Помолчав, он добавил:

— Видишь, а ты еще не хотел сюда переезжать. Да здесь тебе будет куда веселее, чем у нас на Заречье.

Надевая поглубже на голову плетеный соломенный картуз, отец направился к двери и на ходу сказал:

— Обедать будем поздно. Я сейчас еду в типографию за шрифтами. Ты пойди к тетке, подкрепись до обеда.

К Марье Афанасьевне я не пошел, а, закрыв кухню на черный висячий замочек, выбежал во двор. Издали я увидел, как отец подошел к ожидавшей его у ворот военной подводе на высоких колесах и прыгнул на облучок. Часовой в буденовке открыл широкие железные ворота, и подвода выехала на улицу.

Во дворе было пусто. Видно, курсанты занимались. Где-то далеко, за длинным трехэтажным зданием совпартшколы, пели птицы. Я прислушался к их веселому пению, и мне захотелось пойти в сад.

Туда вела маленькая, но очень скрипучая калитка. Я потихоньку открыл ее и пошел по небольшой аллейке вниз, в гущу сада, мимо высоких кустов барбариса, бузины и можжевельника. Справа тянулся, ограждая сад от проселочной дороги, каменный забор, слева белела глухая стена школьного здания. У подножья стены я заметил низенькие, очень знакомые кустики. Крыжовник! Вот здорово! На ветках между листьями желтели созревшие ягоды. Что, если нарвать? А если заругают? Чепуха!

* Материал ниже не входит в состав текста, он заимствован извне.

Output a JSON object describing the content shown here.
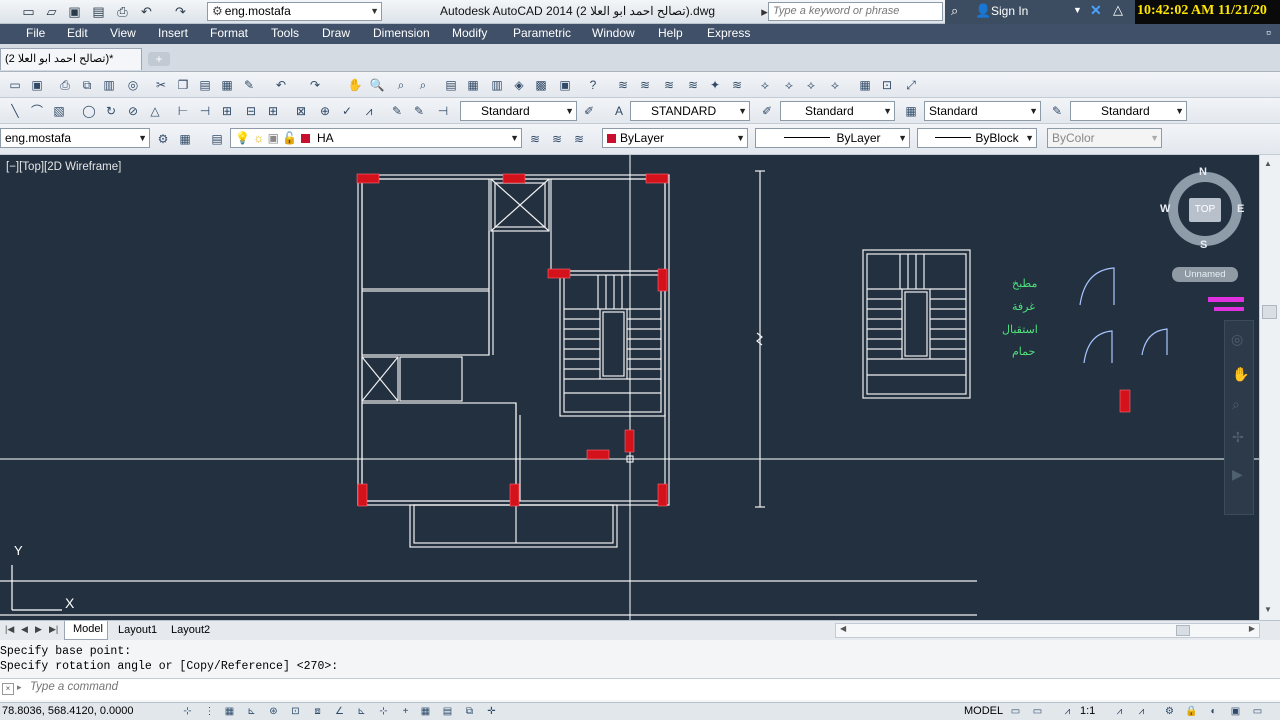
{
  "titlebar": {
    "workspace": "eng.mostafa",
    "app_title": "Autodesk AutoCAD 2014    (تصالح احمد ابو العلا 2).dwg",
    "search_placeholder": "Type a keyword or phrase",
    "sign_in": "Sign In",
    "clock": "10:42:02 AM 11/21/20"
  },
  "menu": [
    "File",
    "Edit",
    "View",
    "Insert",
    "Format",
    "Tools",
    "Draw",
    "Dimension",
    "Modify",
    "Parametric",
    "Window",
    "Help",
    "Express"
  ],
  "doc_tab": "(تصالح احمد ابو العلا 2)*",
  "styles_toolbar": {
    "text_style": "Standard",
    "dim_style": "STANDARD",
    "table_style": "Standard",
    "mleader_style": "Standard",
    "other_style": "Standard"
  },
  "layers_toolbar": {
    "workspace": "eng.mostafa",
    "layer": "HA",
    "color": "ByLayer",
    "linetype": "ByLayer",
    "lineweight": "ByBlock",
    "plotstyle": "ByColor"
  },
  "viewport": {
    "label": "[−][Top][2D Wireframe]",
    "nav_n": "N",
    "nav_s": "S",
    "nav_e": "E",
    "nav_w": "W",
    "nav_top": "TOP",
    "ucs_name": "Unnamed",
    "axis_y": "Y",
    "axis_x": "X",
    "room_labels": [
      "مطبخ",
      "غرفة",
      "استقبال",
      "حمام"
    ]
  },
  "layout_tabs": [
    "Model",
    "Layout1",
    "Layout2"
  ],
  "command": {
    "history": [
      "Specify base point:",
      "Specify rotation angle or [Copy/Reference] <270>:"
    ],
    "placeholder": "Type a command"
  },
  "status": {
    "coords": "78.8036, 568.4120, 0.0000",
    "model": "MODEL",
    "scale": "1:1"
  },
  "colors": {
    "canvas_bg": "#223040",
    "menubar": "#3f5068",
    "red_marker": "#d4121c",
    "arabic_text": "#4fe07a",
    "magenta": "#e030e0"
  }
}
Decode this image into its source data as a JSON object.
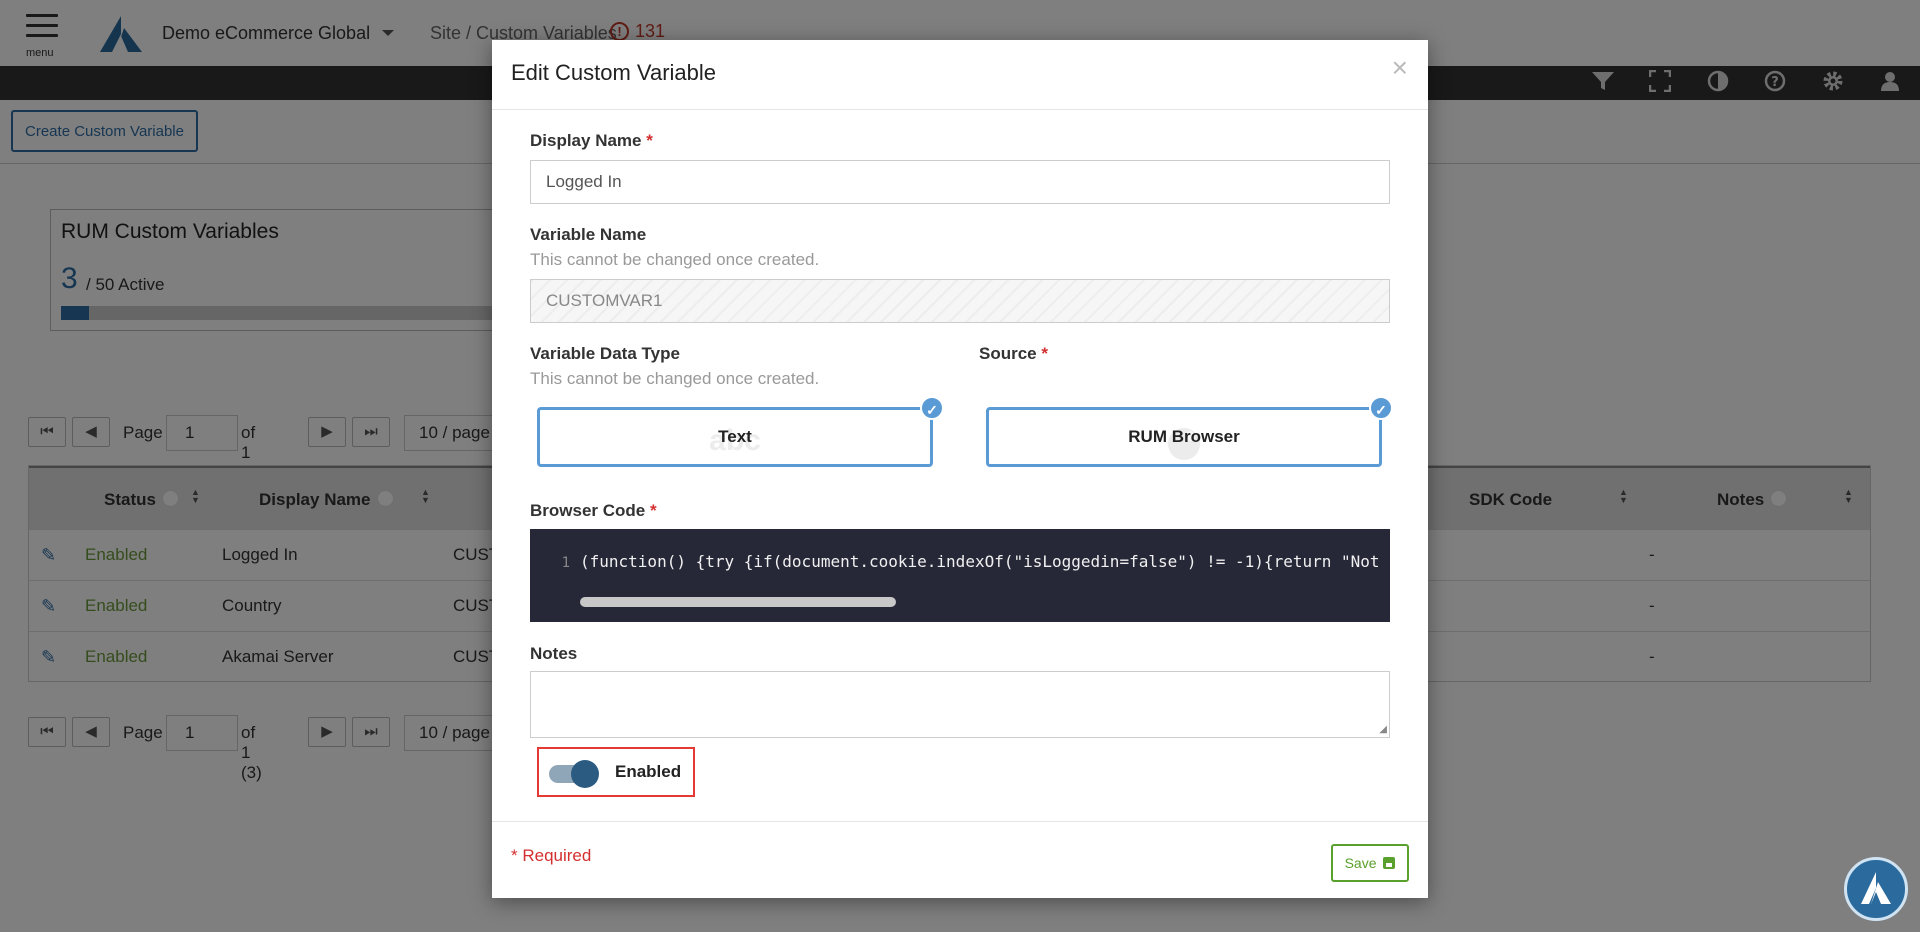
{
  "app": {
    "menu_label": "menu",
    "title": "Demo eCommerce Global",
    "breadcrumb": "Site / Custom Variables",
    "alert_count": "131"
  },
  "toolbar": {
    "icons": [
      "filter-icon",
      "fullscreen-icon",
      "contrast-icon",
      "help-icon",
      "settings-icon",
      "user-icon"
    ]
  },
  "actions": {
    "create_label": "Create Custom Variable"
  },
  "stats": {
    "title": "RUM Custom Variables",
    "active_count": "3",
    "active_text": "/ 50 Active",
    "active_fraction": 0.06
  },
  "pager": {
    "page_label": "Page",
    "page_value": "1",
    "of_text": "of 1 (3)",
    "page_size": "10 / page"
  },
  "table": {
    "headers": {
      "status": "Status",
      "display_name": "Display Name",
      "sdk_code": "SDK Code",
      "notes": "Notes"
    },
    "rows": [
      {
        "status": "Enabled",
        "display_name": "Logged In",
        "variable": "CUST",
        "notes": "-"
      },
      {
        "status": "Enabled",
        "display_name": "Country",
        "variable": "CUST",
        "notes": "-"
      },
      {
        "status": "Enabled",
        "display_name": "Akamai Server",
        "variable": "CUST",
        "notes": "-"
      }
    ]
  },
  "modal": {
    "title": "Edit Custom Variable",
    "close": "×",
    "display_name_label": "Display Name",
    "display_name_value": "Logged In",
    "variable_name_label": "Variable Name",
    "variable_name_hint": "This cannot be changed once created.",
    "variable_name_value": "CUSTOMVAR1",
    "data_type_label": "Variable Data Type",
    "data_type_hint": "This cannot be changed once created.",
    "data_type_value": "Text",
    "data_type_watermark": "abc",
    "source_label": "Source",
    "source_value": "RUM Browser",
    "browser_code_label": "Browser Code",
    "code_line_number": "1",
    "code_text": "(function() {try {if(document.cookie.indexOf(\"isLoggedin=false\") != -1){return \"Not",
    "notes_label": "Notes",
    "notes_value": "",
    "enabled_label": "Enabled",
    "enabled": true,
    "required_star": "*",
    "required_note": "* Required",
    "save_label": "Save"
  },
  "colors": {
    "accent": "#2e6da4",
    "choice_border": "#5b9bd5",
    "enabled_text": "#6a9a3a",
    "required": "#d32f2f",
    "save": "#5aa02c",
    "highlight": "#e53935"
  }
}
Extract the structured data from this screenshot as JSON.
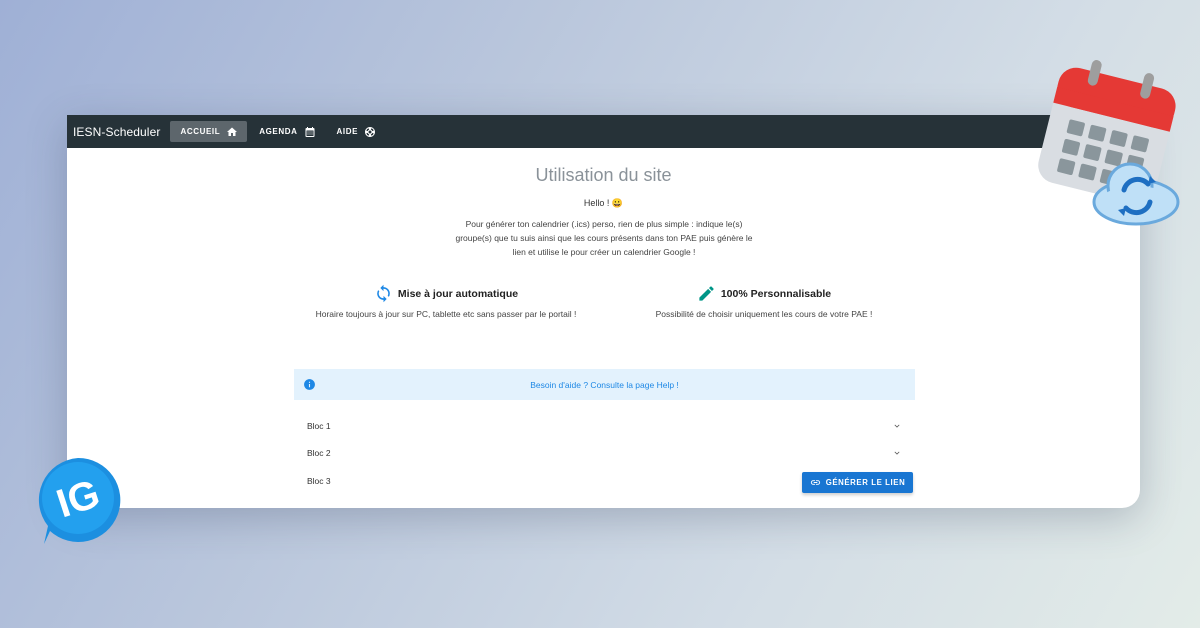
{
  "navbar": {
    "brand": "IESN-Scheduler",
    "items": [
      {
        "label": "ACCUEIL",
        "icon": "home-icon",
        "active": true
      },
      {
        "label": "AGENDA",
        "icon": "calendar-icon",
        "active": false
      },
      {
        "label": "AIDE",
        "icon": "lifebuoy-icon",
        "active": false
      }
    ]
  },
  "main": {
    "title": "Utilisation du site",
    "hello": "Hello ! 😀",
    "intro": "Pour générer ton calendrier (.ics) perso, rien de plus simple : indique le(s) groupe(s) que tu suis ainsi que les cours présents dans ton PAE puis génère le lien et utilise le pour créer un calendrier Google !",
    "features": [
      {
        "title": "Mise à jour automatique",
        "description": "Horaire toujours à jour sur PC, tablette etc sans passer par le portail !",
        "icon": "sync-icon"
      },
      {
        "title": "100% Personnalisable",
        "description": "Possibilité de choisir uniquement les cours de votre PAE !",
        "icon": "pencil-icon"
      }
    ],
    "alert": {
      "text": "Besoin d'aide ? Consulte la page Help !",
      "icon": "info-icon"
    },
    "blocs": [
      "Bloc 1",
      "Bloc 2",
      "Bloc 3"
    ],
    "generate_button": "GÉNÉRER LE LIEN"
  },
  "colors": {
    "navbar": "#263238",
    "primary": "#1976d2",
    "alert_bg": "#e3f2fd",
    "alert_text": "#1e88e5",
    "feature_icon_sync": "#1e88e5",
    "feature_icon_pencil": "#009688"
  },
  "decor": {
    "logo_text": "IG",
    "illustration": "calendar-cloud-sync-icon"
  }
}
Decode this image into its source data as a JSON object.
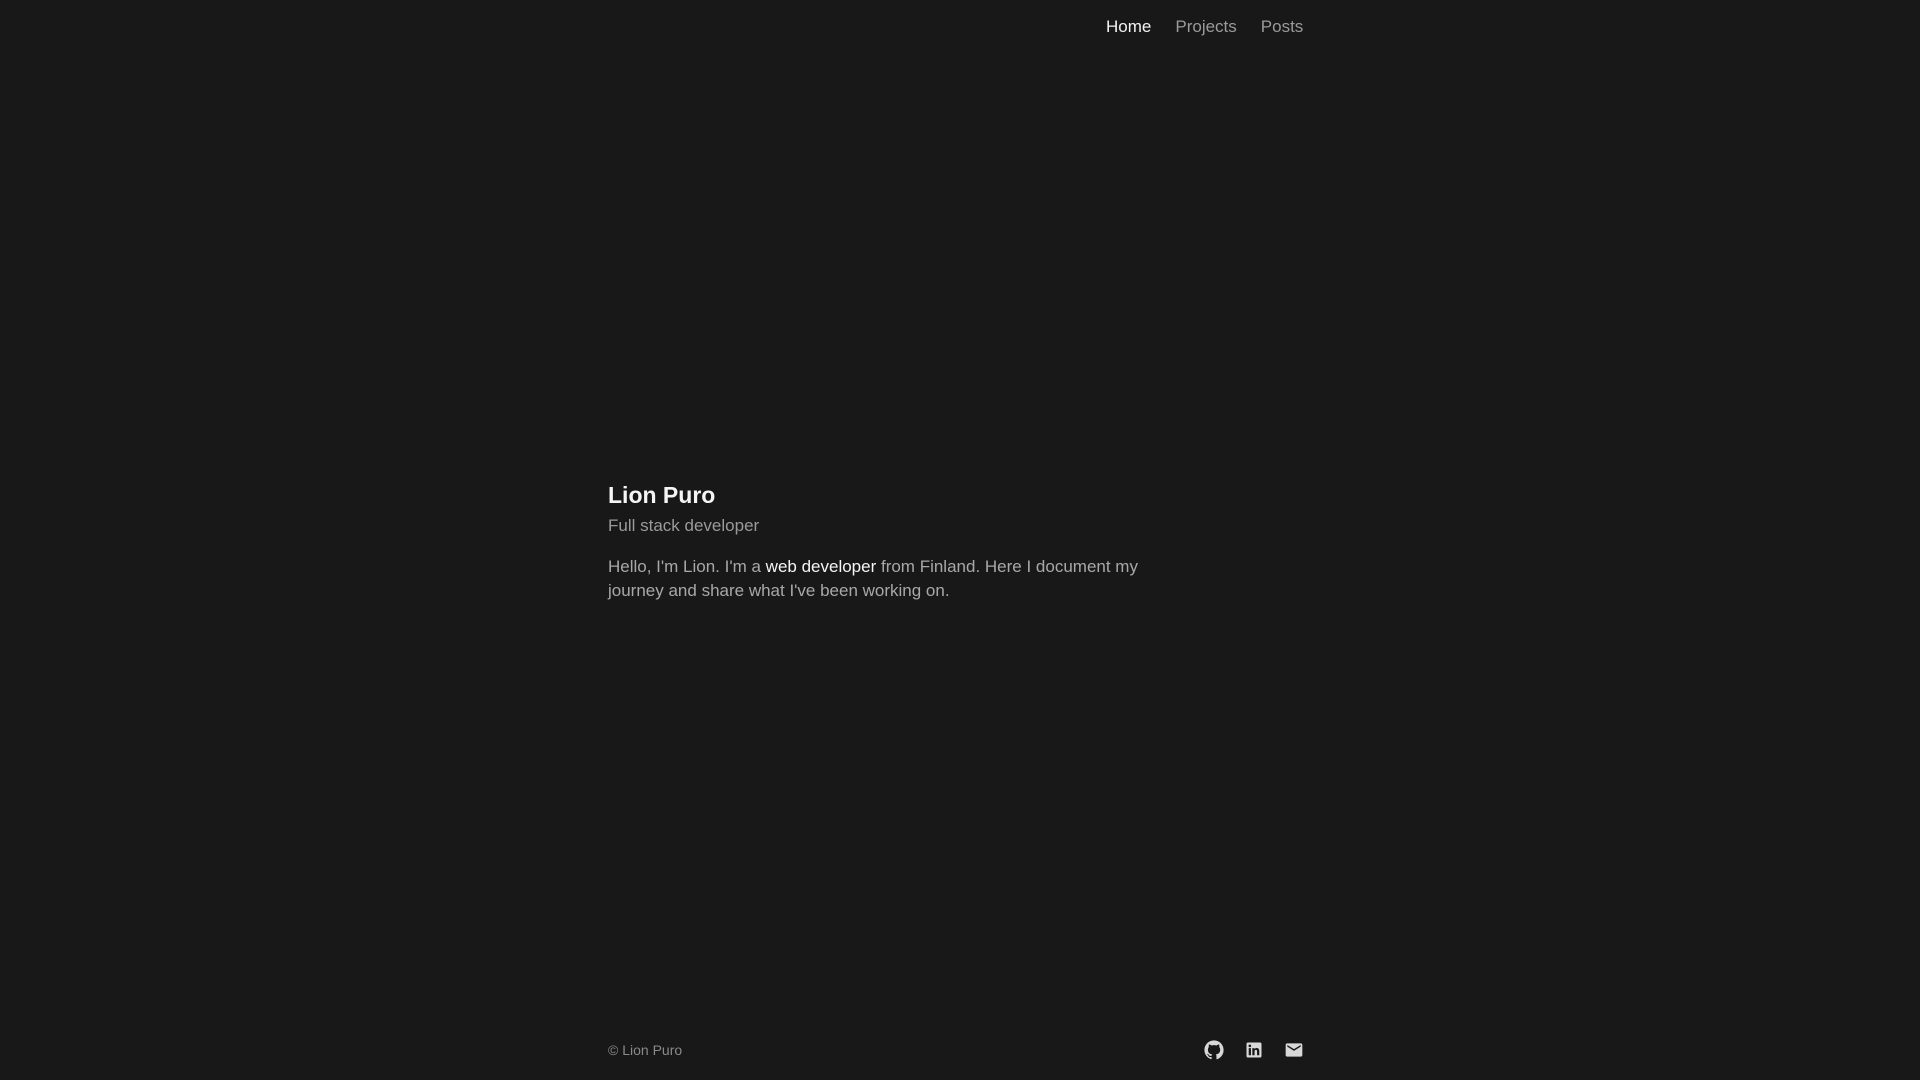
{
  "nav": {
    "items": [
      {
        "label": "Home",
        "active": true
      },
      {
        "label": "Projects",
        "active": false
      },
      {
        "label": "Posts",
        "active": false
      }
    ]
  },
  "hero": {
    "name": "Lion Puro",
    "subtitle": "Full stack developer",
    "bio_before": "Hello, I'm Lion. I'm a ",
    "bio_link": "web developer",
    "bio_after": " from Finland. Here I document my journey and share what I've been working on."
  },
  "footer": {
    "copyright": "© Lion Puro",
    "socials": [
      {
        "icon": "github-icon"
      },
      {
        "icon": "linkedin-icon"
      },
      {
        "icon": "mail-icon"
      }
    ]
  },
  "colors": {
    "background": "#181818",
    "text_primary": "#f5f5f5",
    "text_muted": "#9a9a9a"
  }
}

Согнувшись, я одну за другой срываю с колючих веток продолговатые тяжелые ягоды. Крапива жжет ноги. Я не замечаю ее укусов. Где-то вблизи послышался разговор. Я отдернул от кустарника руки и насторожился. Вот чудак! Да это не здесь. За каменным забором идут по дороге к реке какие-то люди и разговаривают. Это рыболовы. Над забором, покачиваясь, проплывают бамбуковые прутья их удочек.

Нарвав полные карманы крыжовника, я снова вышел на аллею и направился дальше.

А вкусный крыжовник! Ягоды чуть мохнатые, покрытые желтоватой пыльцой. Они хрустят на зубах. И сладкие какие! Такого крыжовника можно съесть целую шапку, и никакой оскомины не набьешь.

Белый дом совпартшколы остался позади.

Деревья становятся все выше и выше. Замелькали среди простых грабов и ясеней обмазанные известкой стволы яблонь и груш. Под деревьями в густой траве растут лопухи. Лопухов тут пропасть. Осенью, когда опадет лист и полетят на юг журавли, тут можно будет найти много подходящих мест для ловли птиц.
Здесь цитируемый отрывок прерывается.